Einfach nicht zu fassen!
Es ist keine 24 Stunden her, seit der Abspann über unseren Bildschirm flimmerte und noch immer hallen so viele Gedanken nach. Wir bekommen das Gesehene beinahe gar nicht mehr so richtig aus dem Kopf. Vor allem in Bezug auf den Umstand, dass wir das Erstlingswerk mit Max Caulfield nicht vergessen haben und wir daher die Schicksale einzelner Figuren nur zu gut wissen. Das Ende von „Before the Storm“ lässt uns aufgrunddessen in einem wahren Gefühlschaos zurück. Noch immer können wir es kaum glauben – ja, kaum fassen – wie sehr uns die Protagonisten mittlerweile ans Herz gewachsen sind. Es gab schon vorher Spielereihen, die Ähnliches zu leisten vermochten. Einst in der Haut eines Commander Shepard in der ‚Mass Effect‘-Reihe die Geschicke der Galaxis in den Händen zu halten, schweißte uns ebenso in einer nie vorher dagewesenen Form an die Besatzungsmitglieder. Es war uns wichtig, wie es ihnen ergeht und vor allem, dass sie das Abenteuer überleben. Doch was ‚Life is Strange: Before the Storm‘ in nur drei Episoden liefert, geht noch einen ganzen Schritt weiter. Die Geschehnisse rund um Chloe und Rachel mögen keine Schicksale ganzer Galaxien in sich bergen, doch sie gehen beispiellos unter die Haut. Wir haben schon sehr oft gedacht, dass uns Figuren in Computerspielen nahe gehen konnten, aber dies war bei weitem nicht so intensiv wie in diesem kleinen Meisterwerk.

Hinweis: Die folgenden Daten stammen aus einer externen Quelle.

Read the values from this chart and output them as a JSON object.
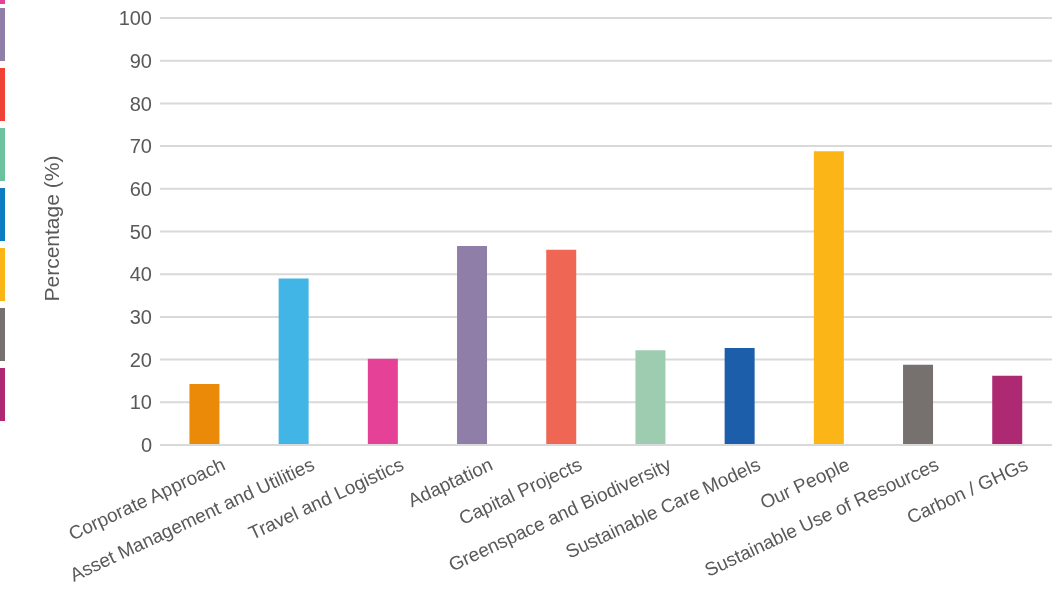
{
  "chart_data": {
    "type": "bar",
    "ylabel": "Percentage (%)",
    "categories": [
      "Corporate Approach",
      "Asset Management and Utilities",
      "Travel and Logistics",
      "Adaptation",
      "Capital Projects",
      "Greenspace and Biodiversity",
      "Sustainable Care Models",
      "Our People",
      "Sustainable Use of Resources",
      "Carbon / GHGs"
    ],
    "values": [
      14.3,
      39.0,
      20.2,
      46.6,
      45.7,
      22.2,
      22.7,
      68.8,
      18.8,
      16.2
    ],
    "colors": [
      "#eb8a08",
      "#41b6e6",
      "#e54196",
      "#8f7fa8",
      "#f06655",
      "#9dccb1",
      "#1c5ea9",
      "#fbb516",
      "#76716f",
      "#ad2a72"
    ],
    "ylim": [
      0,
      100
    ],
    "yticks": [
      0,
      10,
      20,
      30,
      40,
      50,
      60,
      70,
      80,
      90,
      100
    ],
    "grid": "y"
  }
}
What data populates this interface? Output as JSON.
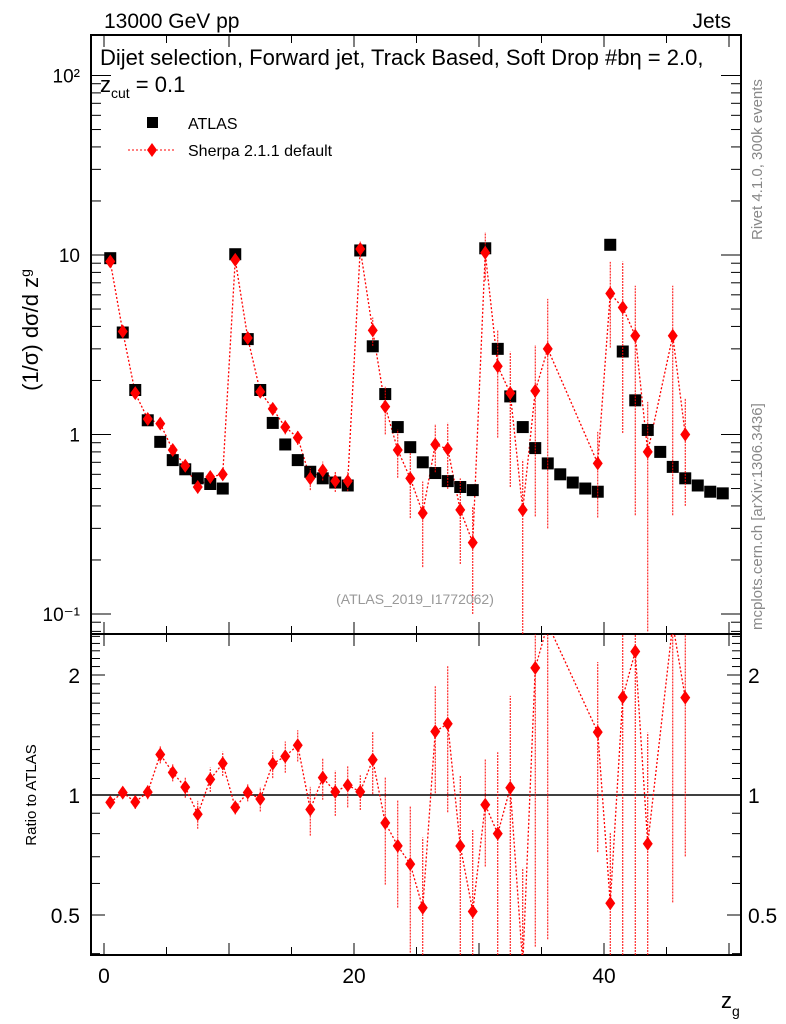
{
  "header": {
    "left": "13000 GeV pp",
    "right": "Jets"
  },
  "side_labels": {
    "rivet": "Rivet 4.1.0,  300k events",
    "mcplots": "mcplots.cern.ch [arXiv:1306.3436]"
  },
  "watermark": "(ATLAS_2019_I1772062)",
  "chart_data": {
    "type": "scatter",
    "title": "Dijet selection, Forward jet, Track Based, Soft Drop #b",
    "title_suffix": "η = 2.0, z",
    "title_sub": "cut",
    "title_end": " = 0.1",
    "xlabel": "z",
    "xlabel_sub": "g",
    "ylabel": "(1/σ) dσ/d z",
    "ylabel_sub": "g",
    "ratio_ylabel": "Ratio to ATLAS",
    "xlim": [
      -0.5,
      51
    ],
    "ylim": [
      0.078,
      168
    ],
    "yscale": "log",
    "ratio_ylim": [
      0.4,
      2.52
    ],
    "x_tick_labels": [
      "0",
      "20",
      "40"
    ],
    "y_tick_labels": [
      "10⁻¹",
      "1",
      "10",
      "10²"
    ],
    "ratio_tick_labels": [
      "0.5",
      "1",
      "2"
    ],
    "legend": [
      "ATLAS",
      "Sherpa 2.1.1 default"
    ],
    "legend_position": "top-left",
    "colors": {
      "data": "#000000",
      "mc": "#ff0000"
    },
    "x": [
      0.5,
      1.5,
      2.5,
      3.5,
      4.5,
      5.5,
      6.5,
      7.5,
      8.5,
      9.5,
      10.5,
      11.5,
      12.5,
      13.5,
      14.5,
      15.5,
      16.5,
      17.5,
      18.5,
      19.5,
      20.5,
      21.5,
      22.5,
      23.5,
      24.5,
      25.5,
      26.5,
      27.5,
      28.5,
      29.5,
      30.5,
      31.5,
      32.5,
      33.5,
      34.5,
      35.5,
      36.5,
      37.5,
      38.5,
      39.5,
      40.5,
      41.5,
      42.5,
      43.5,
      44.5,
      45.5,
      46.5,
      47.5,
      48.5,
      49.5
    ],
    "series": [
      {
        "name": "ATLAS",
        "values": [
          9.6,
          3.7,
          1.77,
          1.2,
          0.91,
          0.72,
          0.64,
          0.57,
          0.53,
          0.5,
          10.1,
          3.4,
          1.77,
          1.16,
          0.88,
          0.72,
          0.62,
          0.57,
          0.54,
          0.52,
          10.6,
          3.1,
          1.68,
          1.1,
          0.85,
          0.7,
          0.61,
          0.55,
          0.51,
          0.49,
          10.9,
          3.0,
          1.63,
          1.1,
          0.84,
          0.69,
          0.6,
          0.54,
          0.5,
          0.48,
          11.4,
          2.9,
          1.55,
          1.06,
          0.8,
          0.66,
          0.57,
          0.52,
          0.48,
          0.47
        ]
      },
      {
        "name": "Sherpa 2.1.1 default",
        "values": [
          9.2,
          3.75,
          1.7,
          1.22,
          1.15,
          0.82,
          0.67,
          0.51,
          0.58,
          0.6,
          9.4,
          3.45,
          1.73,
          1.39,
          1.1,
          0.96,
          0.57,
          0.63,
          0.55,
          0.55,
          10.8,
          3.8,
          1.43,
          0.82,
          0.57,
          0.365,
          0.88,
          0.83,
          0.38,
          0.25,
          10.3,
          2.4,
          1.7,
          0.38,
          1.75,
          3.0,
          null,
          null,
          null,
          0.69,
          6.1,
          5.1,
          3.55,
          0.8,
          null,
          3.55,
          1.0,
          null,
          null,
          null
        ],
        "rel_errors": [
          0.03,
          0.03,
          0.04,
          0.04,
          0.05,
          0.05,
          0.06,
          0.08,
          0.07,
          0.07,
          0.04,
          0.05,
          0.07,
          0.08,
          0.09,
          0.09,
          0.14,
          0.12,
          0.13,
          0.12,
          0.1,
          0.18,
          0.3,
          0.3,
          0.4,
          0.5,
          0.3,
          0.4,
          0.5,
          0.6,
          0.3,
          0.6,
          0.7,
          0.9,
          0.8,
          0.9,
          null,
          null,
          null,
          0.5,
          0.5,
          0.8,
          0.9,
          0.9,
          null,
          0.9,
          0.6,
          null,
          null,
          null
        ]
      }
    ]
  }
}
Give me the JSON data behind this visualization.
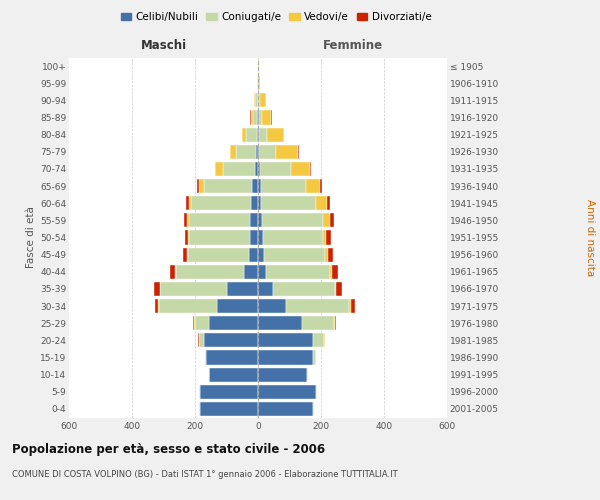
{
  "age_groups": [
    "0-4",
    "5-9",
    "10-14",
    "15-19",
    "20-24",
    "25-29",
    "30-34",
    "35-39",
    "40-44",
    "45-49",
    "50-54",
    "55-59",
    "60-64",
    "65-69",
    "70-74",
    "75-79",
    "80-84",
    "85-89",
    "90-94",
    "95-99",
    "100+"
  ],
  "birth_years": [
    "2001-2005",
    "1996-2000",
    "1991-1995",
    "1986-1990",
    "1981-1985",
    "1976-1980",
    "1971-1975",
    "1966-1970",
    "1961-1965",
    "1956-1960",
    "1951-1955",
    "1946-1950",
    "1941-1945",
    "1936-1940",
    "1931-1935",
    "1926-1930",
    "1921-1925",
    "1916-1920",
    "1911-1915",
    "1906-1910",
    "≤ 1905"
  ],
  "males": {
    "celibe": [
      185,
      185,
      155,
      165,
      170,
      155,
      130,
      100,
      45,
      28,
      25,
      25,
      22,
      18,
      10,
      5,
      3,
      2,
      1,
      0,
      0
    ],
    "coniugato": [
      2,
      2,
      2,
      4,
      18,
      45,
      185,
      210,
      215,
      195,
      195,
      195,
      190,
      155,
      100,
      65,
      35,
      15,
      8,
      2,
      0
    ],
    "vedovo": [
      0,
      0,
      0,
      0,
      0,
      2,
      2,
      2,
      3,
      3,
      3,
      5,
      8,
      15,
      25,
      18,
      12,
      5,
      3,
      0,
      0
    ],
    "divorziato": [
      0,
      0,
      0,
      0,
      2,
      5,
      10,
      18,
      15,
      12,
      10,
      10,
      8,
      5,
      3,
      2,
      2,
      2,
      0,
      0,
      0
    ]
  },
  "females": {
    "nubile": [
      175,
      185,
      155,
      175,
      175,
      140,
      90,
      48,
      25,
      18,
      15,
      12,
      10,
      8,
      5,
      3,
      2,
      2,
      1,
      1,
      0
    ],
    "coniugata": [
      2,
      2,
      3,
      10,
      35,
      100,
      200,
      195,
      205,
      195,
      190,
      195,
      175,
      145,
      100,
      55,
      25,
      10,
      5,
      0,
      0
    ],
    "vedova": [
      0,
      0,
      0,
      0,
      2,
      3,
      5,
      5,
      5,
      8,
      12,
      20,
      35,
      45,
      60,
      70,
      55,
      30,
      20,
      5,
      2
    ],
    "divorziata": [
      0,
      0,
      0,
      0,
      2,
      5,
      12,
      18,
      20,
      18,
      15,
      15,
      10,
      5,
      3,
      2,
      2,
      2,
      0,
      0,
      0
    ]
  },
  "colors": {
    "celibe": "#4472a8",
    "coniugato": "#c5d8a8",
    "vedovo": "#f5c842",
    "divorziato": "#cc2200"
  },
  "xlim": 600,
  "title": "Popolazione per età, sesso e stato civile - 2006",
  "subtitle": "COMUNE DI COSTA VOLPINO (BG) - Dati ISTAT 1° gennaio 2006 - Elaborazione TUTTITALIA.IT",
  "ylabel_left": "Fasce di età",
  "ylabel_right": "Anni di nascita",
  "xlabel_left": "Maschi",
  "xlabel_right": "Femmine",
  "legend_labels": [
    "Celibi/Nubili",
    "Coniugati/e",
    "Vedovi/e",
    "Divorziati/e"
  ],
  "bg_color": "#f0f0f0",
  "plot_bg_color": "#ffffff"
}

Chloe von ihrer sensiblen Seite zu sehen, gebrochen, von Trauer zerfressen und dann den Lichtschein in Form von Rachel Amber mitzuerleben, ist eine Erfahrung, die selbst Herzen aus Stein nicht kalt lassen dürfte. Alles fühlt sich so real an: nachvollziehbar, schmerzhaft oder voller Freude. In unseren Augen überflügelt „Before the Storm“ sogar noch das vorangegange Meisterstück mit Max Caulfield in der Hauptrolle. Wer allerdings erst jetzt Interesse für die Serie bekommt, dem empfehlen wir jedoch trotzdem nicht mit diesen drei Episoden einzusteigen. Sie mögen zwar die Vorgeschichte erzählen, zielen jedoch mit zahlreichen Anspielungen und Anleihen ganz klar auf die Gruppe der bereits Wissenden. Einmal mehr sprechen wir eine außerordentlich hohe Empfehlung aus und können jedem nur raten, erst die Reise von Max und dann die von Chloe und Rachel anzugehen. Denn es sind zwei wahre Meisterstücke der zeitgenössischen Spielegeschichte und werden sicherlich noch für Jahre unvergessen bleiben.